Pernyataan sejumlah elite Partai Demokrat mengenai adanya upaya pihak tertentu menjegal langkah partai itu untuk mengikuti Pilpres 2024 dinilai sebagai ikhtiar untuk menegaskan konsistensi mereka sebagai ”oposisi”.
Oleh
KURNIA YUNITA RAHAYU
·6 menit baca
KOMPAS/HENDRA A SETYAWAN
Ketua Umum Partai Demokrat Agus Harimurti Yudhoyono membuka Rapat Pimpinan Nasional (Rapimnas) Partai Demokrat di Jakarta, Kamis (15/9/2022). Partai Demokrat menargetkan 15 persen suara pada Pemilihan Presiden dan Pemiu Legislatif 2024.
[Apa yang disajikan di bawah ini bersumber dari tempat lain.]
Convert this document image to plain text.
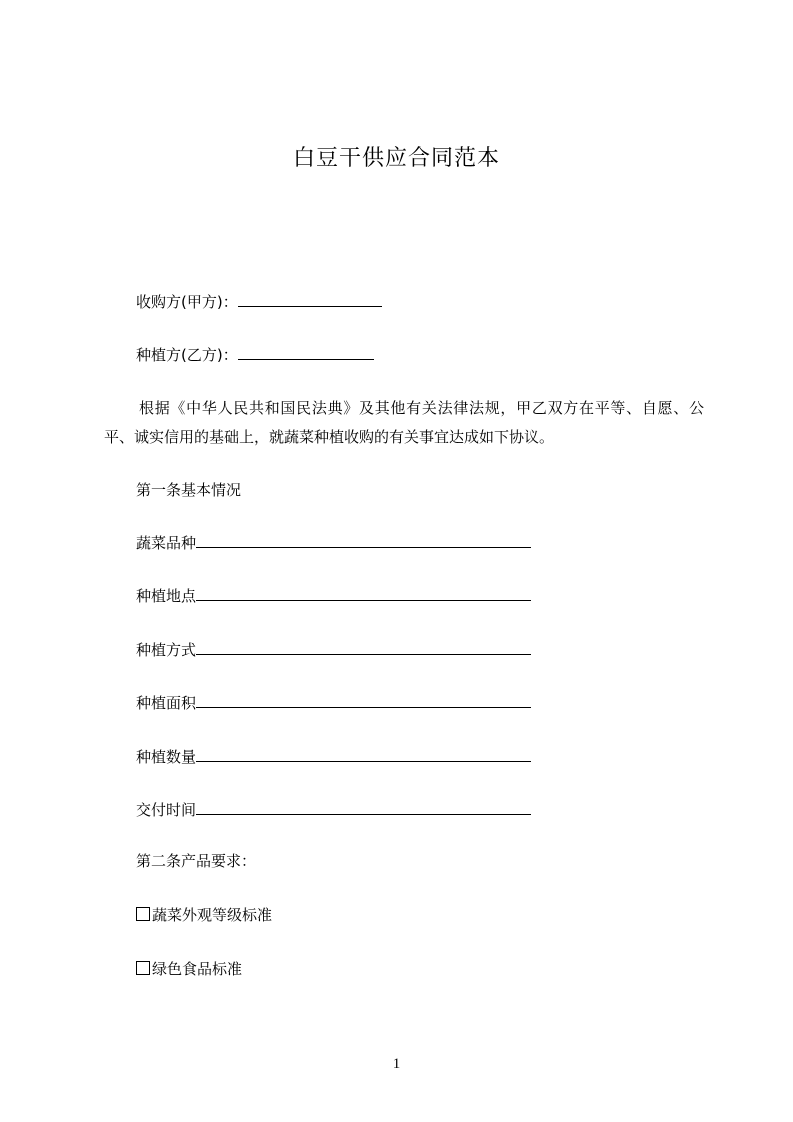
白豆干供应合同范本
收购方(甲方)：
种植方(乙方)：
根据《中华人民共和国民法典》及其他有关法律法规，甲乙双方在平等、自愿、公平、诚实信用的基础上，就蔬菜种植收购的有关事宜达成如下协议。
第一条基本情况
蔬菜品种
种植地点
种植方式
种植面积
种植数量
交付时间
第二条产品要求：
蔬菜外观等级标准
绿色食品标准
1
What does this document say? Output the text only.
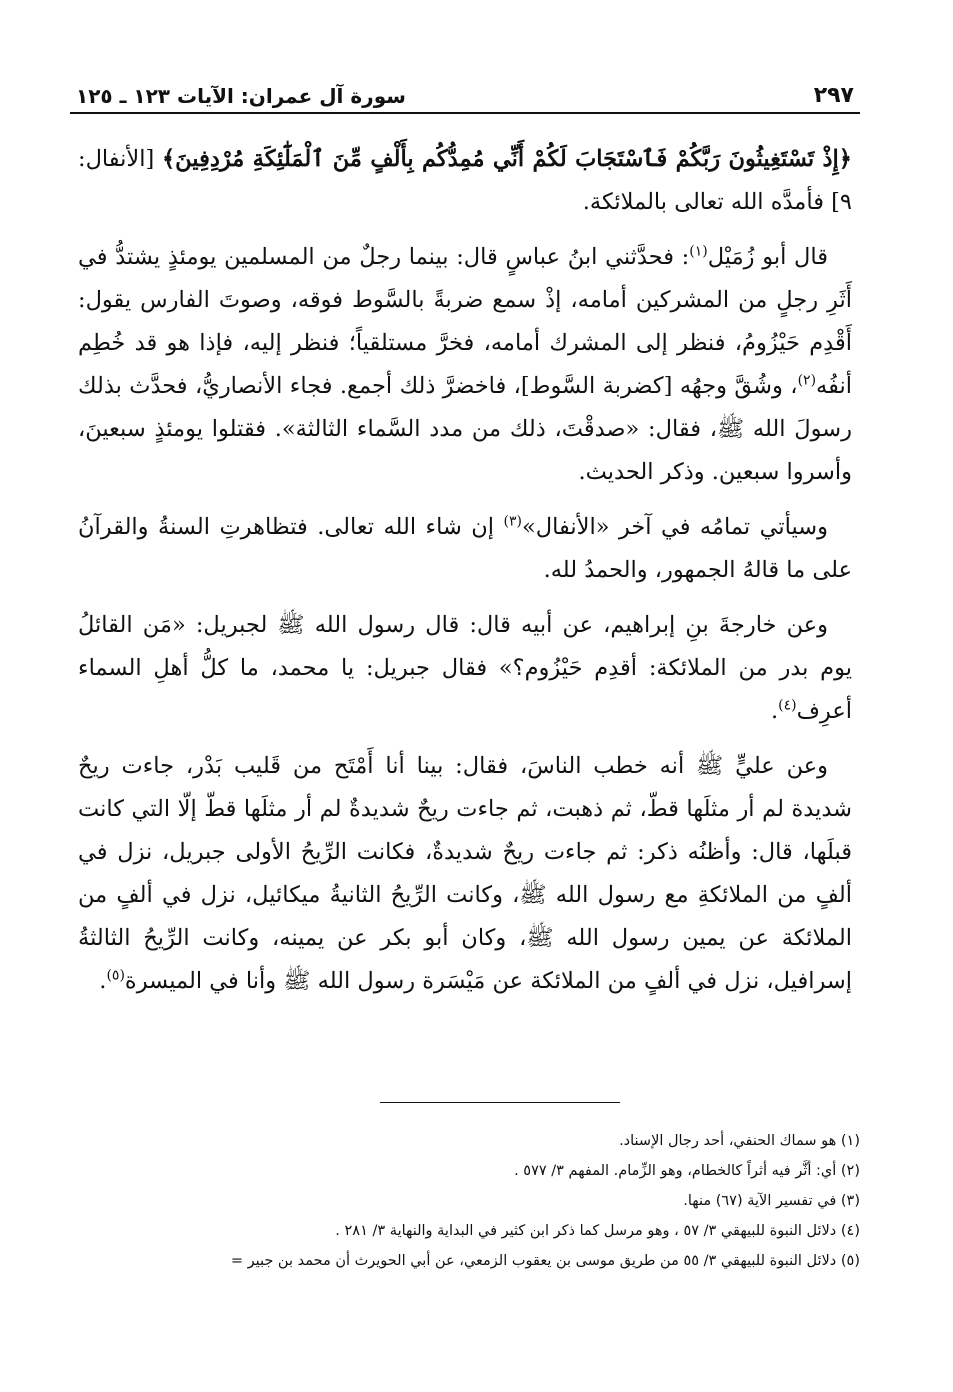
سورة آل عمران: الآيات ١٢٣ ـ ١٢٥	٢٩٧

﴿إِذْ تَسْتَغِيثُونَ رَبَّكُمْ فَٱسْتَجَابَ لَكُمْ أَنِّي مُمِدُّكُم بِأَلْفٍ مِّنَ ٱلْمَلَٰٓئِكَةِ مُرْدِفِينَ﴾ [الأنفال: ٩] فأمدَّه الله تعالى بالملائكة.

قال أبو زُمَيْل$^{(١)}$: فحدَّثني ابنُ عباسٍ قال: بينما رجلٌ من المسلمين يومئذٍ يشتدُّ في أَثَرِ رجلٍ من المشركين أمامه، إذْ سمع ضربةً بالسَّوط فوقه، وصوتَ الفارس يقول: أَقْدِم حَيْزُومُ، فنظر إلى المشرك أمامه، فخرَّ مستلقياً؛ فنظر إليه، فإذا هو قد خُطِم أنفُه$^{(٢)}$، وشُقَّ وجهُه [كضربة السَّوط]، فاخضرَّ ذلك أجمع. فجاء الأنصاريُّ، فحدَّث بذلك رسولَ الله ﷺ، فقال: «صدقْتَ، ذلك من مدد السَّماء الثالثة». فقتلوا يومئذٍ سبعينَ، وأسروا سبعين. وذكر الحديث.

وسيأتي تمامُه في آخر «الأنفال»$^{(٣)}$ إن شاء الله تعالى. فتظاهرتِ السنةُ والقرآنُ على ما قالهُ الجمهور، والحمدُ لله.

وعن خارجةَ بنِ إبراهيم، عن أبيه قال: قال رسول الله ﷺ لجبريل: «مَن القائلُ يوم بدر من الملائكة: أقدِم حَيْزُوم؟» فقال جبريل: يا محمد، ما كلُّ أهلِ السماء أعرِف$^{(٤)}$.

وعن عليٍّ ﷺ أنه خطب الناسَ، فقال: بينا أنا أَمْتَح من قَليب بَدْر، جاءت ريحٌ شديدة لم أر مثلَها قطّ، ثم ذهبت، ثم جاءت ريحٌ شديدةٌ لم أر مثلَها قطّ إلّا التي كانت قبلَها، قال: وأظنُه ذكر: ثم جاءت ريحٌ شديدةٌ، فكانت الرِّيحُ الأولى جبريل، نزل في ألفٍ من الملائكةِ مع رسول الله ﷺ، وكانت الرِّيحُ الثانيةُ ميكائيل، نزل في ألفٍ من الملائكة عن يمين رسول الله ﷺ، وكان أبو بكر عن يمينه، وكانت الرِّيحُ الثالثةُ إسرافيل، نزل في ألفٍ من الملائكة عن مَيْسَرة رسول الله ﷺ وأنا في الميسرة$^{(٥)}$.

(١) هو سماك الحنفي، أحد رجال الإسناد.
(٢) أي: أثَّر فيه أثراً كالخطام، وهو الزِّمام. المفهم ٣/ ٥٧٧ .
(٣) في تفسير الآية (٦٧) منها.
(٤) دلائل النبوة للبيهقي ٣/ ٥٧ ، وهو مرسل كما ذكر ابن كثير في البداية والنهاية ٣/ ٢٨١ .
(٥) دلائل النبوة للبيهقي ٣/ ٥٥ من طريق موسى بن يعقوب الزمعي، عن أبي الحويرث أن محمد بن جبير =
Saling sindir antara politisi Partai Demokrat dan Partai Demokrasi Indonesia Perjuangan atau PDI-P soal kecurangan pemilu menjadi semacam dejavu. Jelang Pemilu 2014, kedua partai terlibat perdebatan serupa, hanya saja dalam posisi yang berbeda. Jika dulu PDI-P sebagai oposisi yang mengkritisi Demokrat, kini giliran Demokrat yang menyentil PDI-P. Terlepas dari validitas tuduhan yang dilontarkan kedua pihak, adakah hal lain yang dituju lewat drama saling jegal ini?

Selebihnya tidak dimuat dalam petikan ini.